Por sua vez, em seu recurso de ID Num. 12313865, a instituição financeira sustenta, em síntese, que: a) a taxa de juros aplicada no pacto firmado entre as partes foi previamente estabelecida no Decreto Estadual nº 21.860/2010, o qual foi publicado em Diário Oficial, sendo de conhecimento de todos os servidores públicos; b) a recorrida celebrou diversas transações, nas quais os juros remuneratórios aplicados aos contratos respeitaram o percentual máximo (4,99%) previsto na referida norma; c) "em nenhum momento houve apreciação do Decreto Estadual nº 21.860/2010, situação que implica em omissão do julgado, sem a devida fundamentação nos termos do inciso IV, do §1º, do art. 489, do CPC”; d) a apelada teve ciência de todas as condições do contrato, tendo anuído por livre e espontânea vontade, sendo descabida a limitação da taxa de juros pleiteada; e) subsidiariamente, os juros devem ser fixados na taxa média de mercado acrescida de 50% (cinquenta por cento); f) é desarrazoada sua condenação nas custas processuais e honorários advocatícios, em virtude de ter decaído em parte mínima do pedido.

Pugna, ao final, pelo conhecimento e provimento do apelo, a fim de julgar totalmente improcedente a pretensão autoral; e, subsidiariamente, que os juros remuneratórios sejam fixados na taxa média de mercado acrescida de 50% (cinquenta por cento).

Contrarrazões juntadas apenas pela parte autora, nos termos do ID Num. 12313871; deixando a demandada transcorrer in albis o prazo para sua manifestação (ID Num. 12313872).

Com vista dos autos, a douta Procuradoria de Justiça declinou de sua intervenção no feito.

É o relatório.

V O T O

Preenchidos os requisitos de admissibilidade, conheço de ambos os recursos.

I – DA APELAÇÃO CÍVEL APRESENTADA PELA PLANINVESTI - ADMINISTRAÇÃO E SERVIÇOS LTDA.:

Cumpre destacar, em seara prefacial, que conforme apregoa o diploma processual civil a apelação devolverá ao tribunal o conhecimento da matéria impugnada, de modo que deve o Tribunal decidir apenas o que lhe foi efetivamente devolvido, nos limites das razões de recurso, não cabendo insurgências vagas e genéricas.

Sendo assim, cinge-se o mérito recursal ao exame da existência de abusividade da taxa de juros remuneratórios aplicada ao contrato celerado entre as partes, bem como ao cabimento da condenação da recorrente ao pagamento de honorários advocatícios de sucumbência.

Cabe registrar, em contraponto necessário às argumentações recursais, que ainda que o magistrado de primeiro grau não tenha se pronunciado expressamente acerca da aplicação do Decreto Estadual nº 21.860/2010 ao caso em exame, é certo que a lide foi decidida de forma fundamentada, de acordo com as provas carreadas aos autos, não havendo que se falar em deficiência ou vício no julgado que enseje sua nulidade.

Quanto às razões da apelante, no sentido de que houve a devida informação à consumidora acerca dos dados contratuais, em função da edição do Decreto Estadual nº 21.860/2010, entendo que tal instrumento normativo apenas dispôs sobre o limite e não especificação de taxa única admitida em empréstimos.

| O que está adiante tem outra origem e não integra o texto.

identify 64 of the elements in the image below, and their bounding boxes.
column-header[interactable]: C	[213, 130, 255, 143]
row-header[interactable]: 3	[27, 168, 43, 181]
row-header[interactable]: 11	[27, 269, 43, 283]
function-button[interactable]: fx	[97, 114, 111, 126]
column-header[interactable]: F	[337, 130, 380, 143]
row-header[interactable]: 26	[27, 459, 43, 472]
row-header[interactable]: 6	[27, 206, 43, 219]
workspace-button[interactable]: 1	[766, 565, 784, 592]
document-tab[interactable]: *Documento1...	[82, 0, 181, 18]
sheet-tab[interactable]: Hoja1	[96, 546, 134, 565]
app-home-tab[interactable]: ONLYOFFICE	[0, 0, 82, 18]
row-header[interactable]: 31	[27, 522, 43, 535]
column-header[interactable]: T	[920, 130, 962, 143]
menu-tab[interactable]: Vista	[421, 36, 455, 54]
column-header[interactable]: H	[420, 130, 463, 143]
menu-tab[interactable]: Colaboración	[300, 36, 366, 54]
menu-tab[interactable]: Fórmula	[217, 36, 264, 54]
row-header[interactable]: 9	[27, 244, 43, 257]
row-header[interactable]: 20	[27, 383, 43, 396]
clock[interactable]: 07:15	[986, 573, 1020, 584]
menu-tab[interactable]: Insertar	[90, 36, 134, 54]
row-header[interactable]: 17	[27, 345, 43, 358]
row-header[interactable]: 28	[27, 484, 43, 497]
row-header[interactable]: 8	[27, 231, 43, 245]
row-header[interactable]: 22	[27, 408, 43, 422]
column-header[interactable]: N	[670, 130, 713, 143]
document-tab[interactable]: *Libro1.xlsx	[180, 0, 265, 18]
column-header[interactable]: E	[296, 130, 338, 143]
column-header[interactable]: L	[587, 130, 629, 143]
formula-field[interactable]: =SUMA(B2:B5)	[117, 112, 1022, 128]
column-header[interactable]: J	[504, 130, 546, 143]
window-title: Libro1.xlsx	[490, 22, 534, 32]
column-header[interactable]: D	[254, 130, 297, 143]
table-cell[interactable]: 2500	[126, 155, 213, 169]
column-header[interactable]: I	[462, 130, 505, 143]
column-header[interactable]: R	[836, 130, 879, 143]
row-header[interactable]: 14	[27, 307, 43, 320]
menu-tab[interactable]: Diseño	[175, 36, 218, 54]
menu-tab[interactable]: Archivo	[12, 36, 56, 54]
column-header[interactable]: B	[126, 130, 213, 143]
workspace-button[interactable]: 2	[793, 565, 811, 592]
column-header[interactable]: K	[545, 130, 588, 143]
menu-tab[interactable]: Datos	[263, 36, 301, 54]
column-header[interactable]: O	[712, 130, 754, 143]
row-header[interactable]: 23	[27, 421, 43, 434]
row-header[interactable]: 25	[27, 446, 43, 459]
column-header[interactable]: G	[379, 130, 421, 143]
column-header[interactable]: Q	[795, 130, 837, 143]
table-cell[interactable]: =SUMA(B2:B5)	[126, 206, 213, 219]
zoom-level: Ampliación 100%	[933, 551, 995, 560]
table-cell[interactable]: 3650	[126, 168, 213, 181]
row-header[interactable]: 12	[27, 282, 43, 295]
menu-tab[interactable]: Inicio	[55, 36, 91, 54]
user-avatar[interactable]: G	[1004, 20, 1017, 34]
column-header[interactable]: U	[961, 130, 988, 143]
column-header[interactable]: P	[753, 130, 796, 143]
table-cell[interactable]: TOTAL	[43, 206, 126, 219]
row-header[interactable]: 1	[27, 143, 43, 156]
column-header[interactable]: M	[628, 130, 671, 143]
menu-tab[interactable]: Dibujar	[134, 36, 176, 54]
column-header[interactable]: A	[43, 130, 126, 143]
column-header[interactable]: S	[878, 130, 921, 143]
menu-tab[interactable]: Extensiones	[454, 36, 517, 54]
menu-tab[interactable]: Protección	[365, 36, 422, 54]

Assim, não se vislumbra possível aceitar que foi atendido o dever de informação, sendo certo que a mera alusão a um diploma legal genérico não afasta da fornecedora a obrigação de informar a consumidora, no caso concreto, a respeito dos itens contratuais aos quais está aderindo.

In casu, verifica-se que não há contrato formal escrito, apenas áudios nos quais a atendente da instituição financeira apresenta, de forma muito sumária, as condições do negócio, basicamente, o montante do empréstimo disponibilizado, a quantidade e o valor de cada parcela.

Desse modo, diante da ausência de provas relativas aos elementos essenciais do contrato, principalmente dos juros remuneratórios cobrados (o que não corresponde, inclusive, ao Custo Efetivo Total), não é possível sequer reconhecer válida a informação unilateral fornecida pela apelante sobre a taxa praticada.

Nesse diapasão, para resolver a discussão quanto aos juros remuneratórios, aplica-se a Súmula nº 530 do Superior Tribunal de Justiça, que assim dispõe:

"Nos contratos bancários, na impossibilidade de comprovar a taxa de juros efetivamente contratada - por ausência de pactuação ou pela falta de juntada do instrumento aos autos -, aplica-se a taxa média de mercado, divulgada pelo Bacen, praticada nas operações da mesma espécie, salvo se a taxa cobrada for mais vantajosa para o devedor". (Súmula 530, SEGUNDA SEÇÃO, julgado em 13/05/2015, DJe 18/05/2015). (destaques acrescidos).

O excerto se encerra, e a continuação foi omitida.